MOBILISATION DEVANT LA CAF D'ARRAS...
Mobilisation devant la CAF d'Arras pour la défense
des allocations familiales
A l'initiative des élus communistes, une soixantaine de personnes se sont rassemblées, vendredi après-midi, devant la CAF d’Arras pour dénoncer le «hold-up» de près de 140 millions d’euros sur les familles que constitue la mise en oeuvre par le gouvernement du décret de majoration unique des allocations familiales.
Par Jérôme Skalski

LES allocations familiales étaient jusqu’ici majorées de 33,51 euros à partir de l’âge de 11 ans et de 59,57 euros à partir de l'âge de 16 ans. Mise en oeuvre par décret au 1er mai de cette année, une majoration unique de 59,57 euros à partir de l’âge de 14 ans remplace le système antérieur.
En passant, selon les calculs de l’Union Nationale des Allocations Familiales (UNAF), le manque à gagner serait, en moyenne, de près de 600 euros par famille et le «pactole» récupéré par le gouvenement sur le dos des familles de près de 140 millions d'euros.
Un véritable «hold-up» du gouvernement sur les poches des familles
Pour contrecarrer ce «hold-up» du gouvernement sur les poches des familles, les élus et les militants communistes entendent mobiliser la population. Dans cette perspective, plus de 60 personnes – élus, militants communistes et mères de familles – se sont rassemblées vendredi 16 mai après-midi devant les locaux de la CAF d'Arras et ont envoyé une délégation d'une douzaine de personnes à la rencontre de son directeur.

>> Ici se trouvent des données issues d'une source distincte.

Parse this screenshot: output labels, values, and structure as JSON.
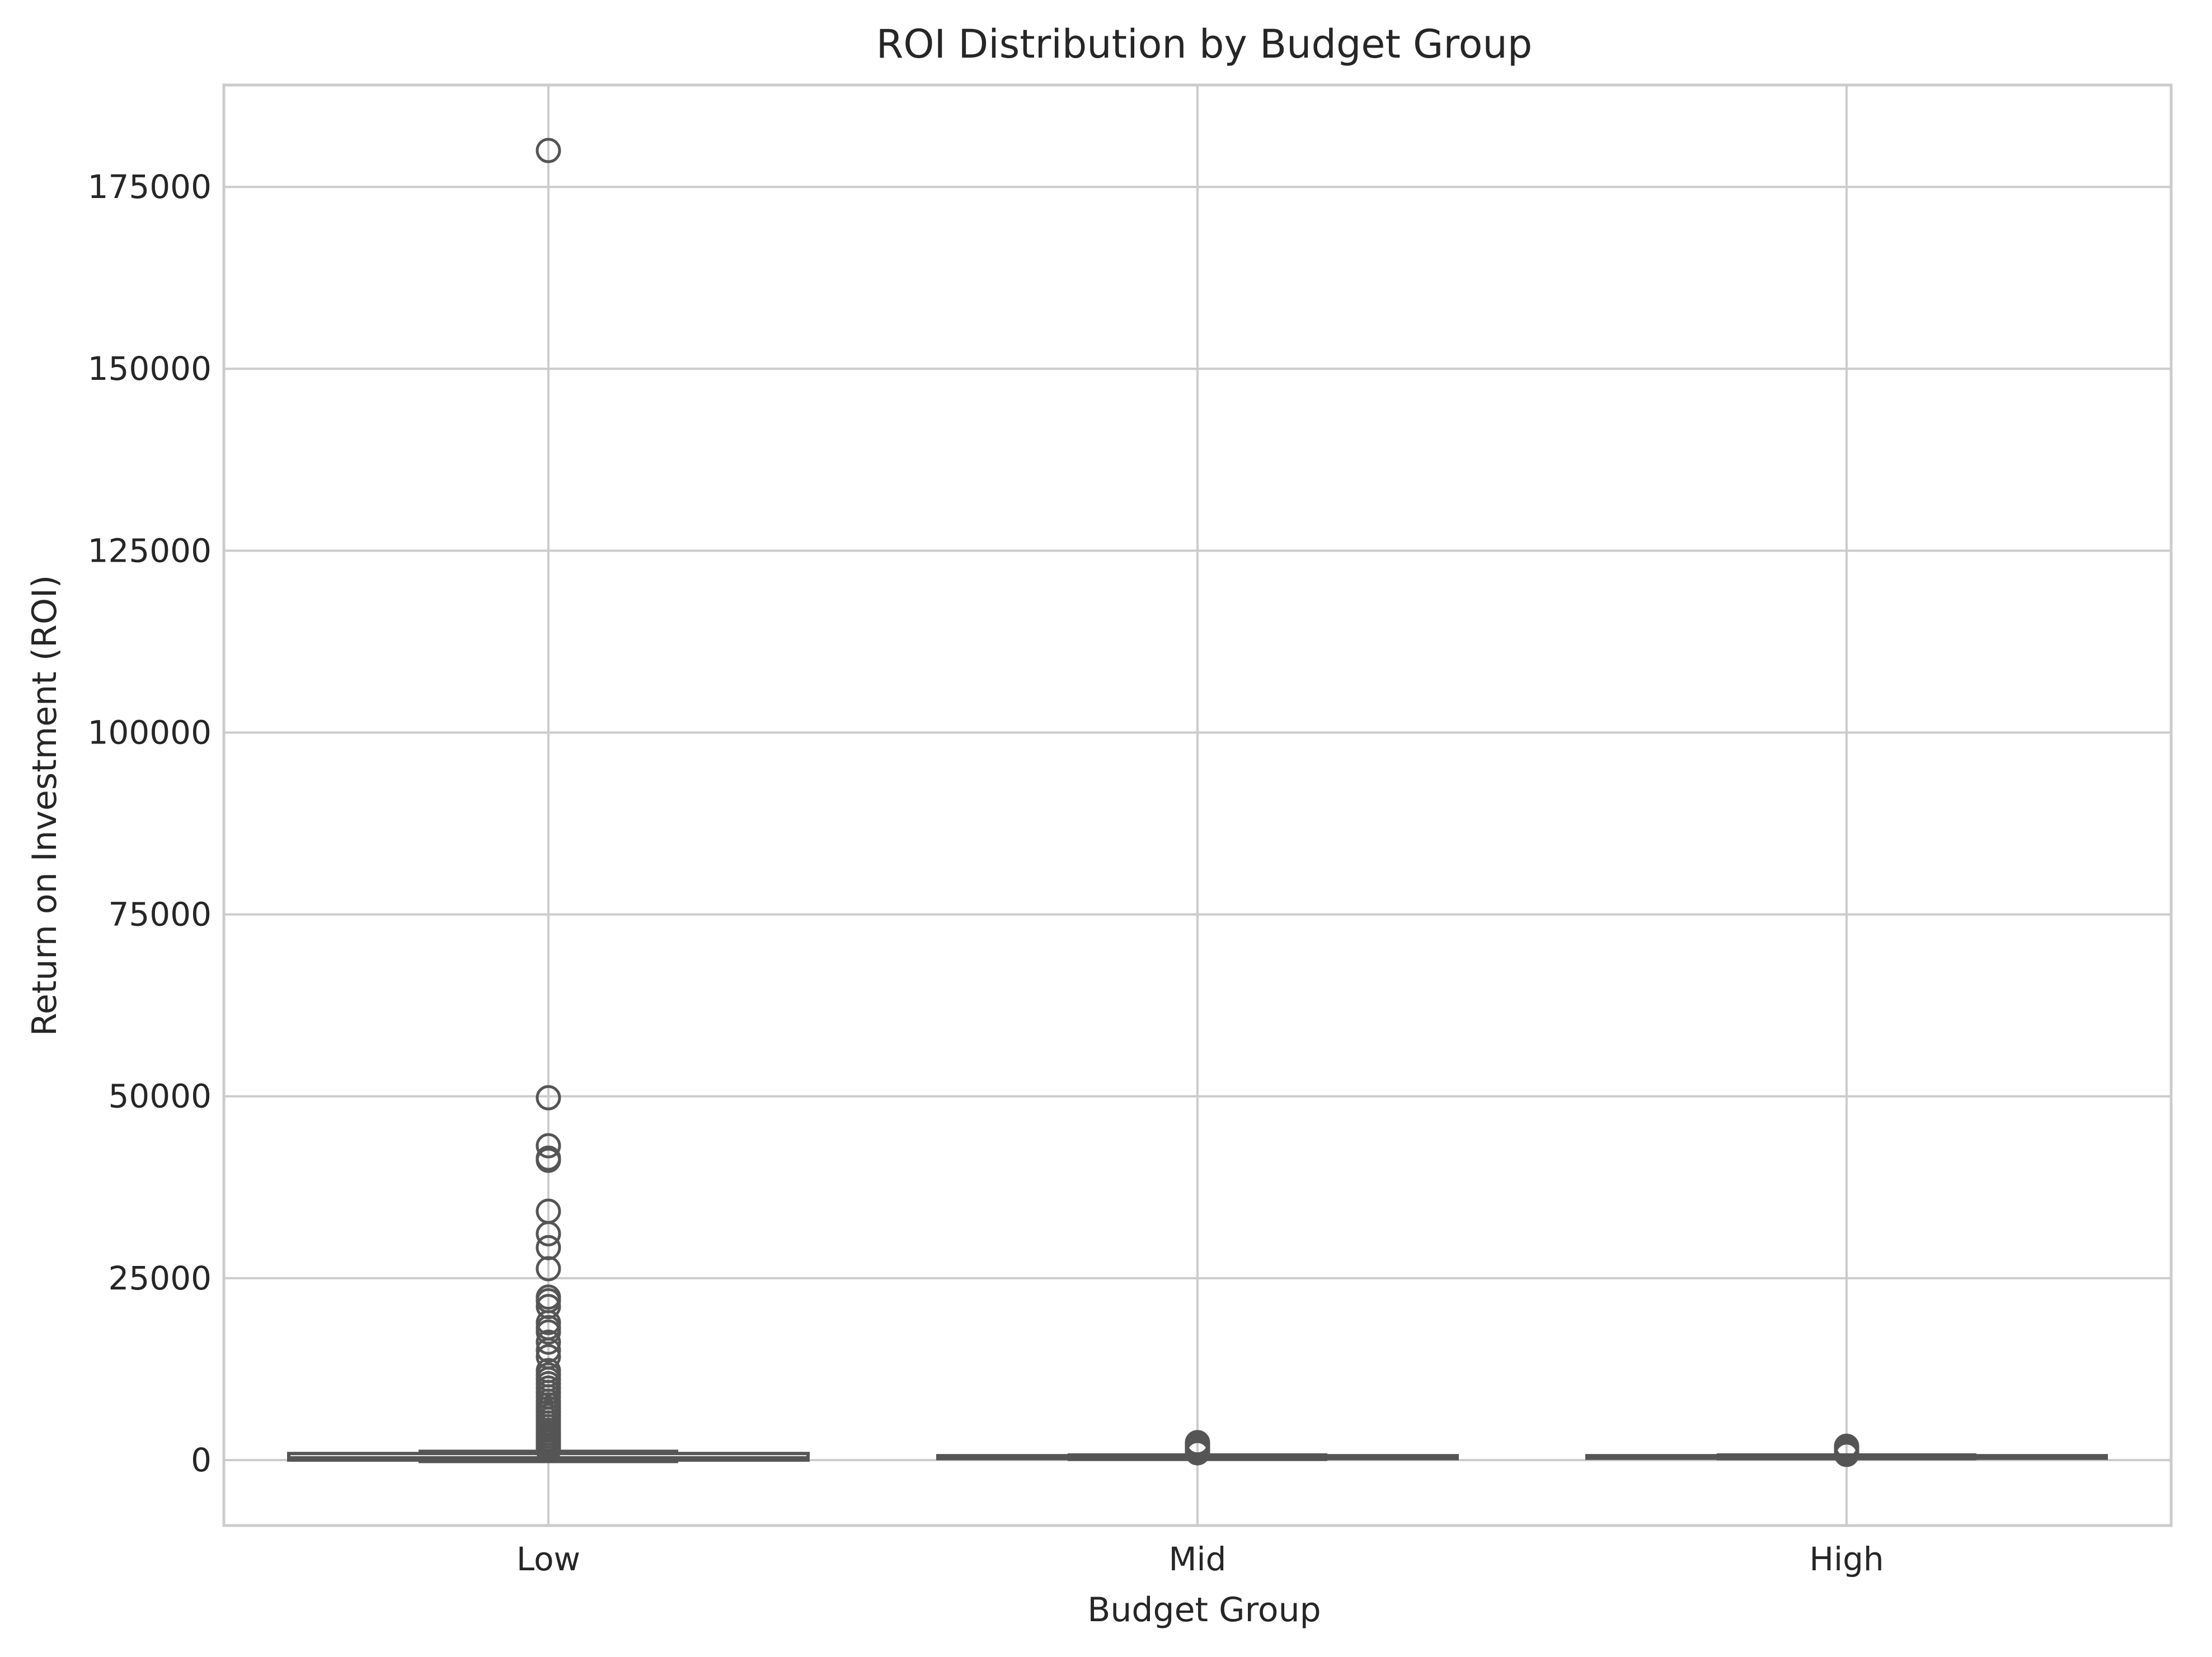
{
  "chart_data": {
    "type": "box",
    "title": "ROI Distribution by Budget Group",
    "xlabel": "Budget Group",
    "ylabel": "Return on Investment (ROI)",
    "ylim": [
      -9000,
      189000
    ],
    "yticks": [
      0,
      25000,
      50000,
      75000,
      100000,
      125000,
      150000,
      175000
    ],
    "ytick_labels": [
      "0",
      "25000",
      "50000",
      "75000",
      "100000",
      "125000",
      "150000",
      "175000"
    ],
    "categories": [
      "Low",
      "Mid",
      "High"
    ],
    "grid": true,
    "legend": "none",
    "colors": {
      "box_face": "#ffffff",
      "box_edge": "#555555",
      "grid": "#cccccc",
      "spine": "#cccccc",
      "text": "#262626"
    },
    "series": [
      {
        "category": "Low",
        "whisker_low": -200,
        "q1": 0,
        "median": 300,
        "q3": 900,
        "whisker_high": 1200,
        "outliers": [
          180000,
          49800,
          43200,
          41500,
          41200,
          34200,
          31100,
          29200,
          26300,
          22400,
          21900,
          21100,
          18900,
          18200,
          17600,
          16200,
          15100,
          14200,
          12300,
          11700,
          11100,
          10500,
          9900,
          9300,
          8700,
          8100,
          7600,
          7100,
          6600,
          6100,
          5600,
          5100,
          4600,
          4100,
          3700,
          3300,
          2900,
          2500,
          2100,
          1800,
          1500,
          1300
        ]
      },
      {
        "category": "Mid",
        "whisker_low": 100,
        "q1": 200,
        "median": 400,
        "q3": 600,
        "whisker_high": 700,
        "outliers": [
          2400,
          2200,
          2000,
          1800,
          1600,
          1400,
          1200,
          1000
        ]
      },
      {
        "category": "High",
        "whisker_low": 200,
        "q1": 250,
        "median": 400,
        "q3": 600,
        "whisker_high": 700,
        "outliers": [
          1900,
          1700,
          1500,
          1300,
          1100,
          950,
          850,
          780
        ]
      }
    ]
  }
}
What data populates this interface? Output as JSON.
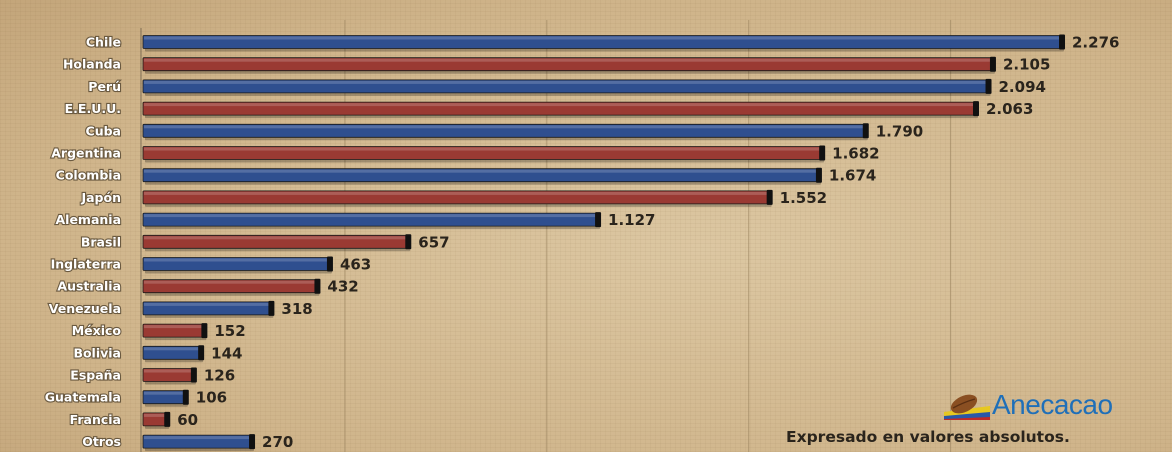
{
  "chart_data": {
    "type": "bar",
    "orientation": "horizontal",
    "categories": [
      "Chile",
      "Holanda",
      "Perú",
      "E.E.U.U.",
      "Cuba",
      "Argentina",
      "Colombia",
      "Japón",
      "Alemania",
      "Brasil",
      "Inglaterra",
      "Australia",
      "Venezuela",
      "México",
      "Bolivia",
      "España",
      "Guatemala",
      "Francia",
      "Otros"
    ],
    "values": [
      2276,
      2105,
      2094,
      2063,
      1790,
      1682,
      1674,
      1552,
      1127,
      657,
      463,
      432,
      318,
      152,
      144,
      126,
      106,
      60,
      270
    ],
    "value_labels": [
      "2.276",
      "2.105",
      "2.094",
      "2.063",
      "1.790",
      "1.682",
      "1.674",
      "1.552",
      "1.127",
      "657",
      "463",
      "432",
      "318",
      "152",
      "144",
      "126",
      "106",
      "60",
      "270"
    ],
    "bar_colors": [
      "#2f4f8f",
      "#9a3a33",
      "#2f4f8f",
      "#9a3a33",
      "#2f4f8f",
      "#9a3a33",
      "#2f4f8f",
      "#9a3a33",
      "#2f4f8f",
      "#9a3a33",
      "#2f4f8f",
      "#9a3a33",
      "#2f4f8f",
      "#9a3a33",
      "#2f4f8f",
      "#9a3a33",
      "#2f4f8f",
      "#9a3a33",
      "#2f4f8f"
    ],
    "xlim": [
      0,
      2400
    ],
    "grid": true,
    "note": "Expresado en valores absolutos."
  },
  "logo": {
    "name": "Anecacao",
    "icon": "cacao-pod-icon"
  },
  "colors": {
    "blue": "#2f4f8f",
    "red": "#9a3a33",
    "background": "#d8c29c",
    "label_outline": "#6b5a40"
  }
}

Une perte de près de 600 euros alors que les familles subissent déjà de grosses difficultés pour gérer leur budget
Présentant le sens de la démarche des élus et des militants communistes ainsi que des mères de familles venus d'Arras, de Barlin, de Lens, de Divion, d'Avion, de Douai et de Rouvroy auprès de l'administration de la CAF d'Arras, Dominique Watrin, conseiller général communiste du Pas-de-Calais, a fait le point sur la situation.
«Nous sommes révoltés par ce décret, a-t-il expliqué. Le système antérieur de deux majorations, à 11 et 16 ans, correspondait à des étapes importantes de la vie des familles. La mise en place de la majoration unique, pour nous, n'est justifiée par rien. En plus, elle se ramène à une perte de près de 600 euros alors que les familles subissent déjà de grosses difficultés pour gérer leur budget.»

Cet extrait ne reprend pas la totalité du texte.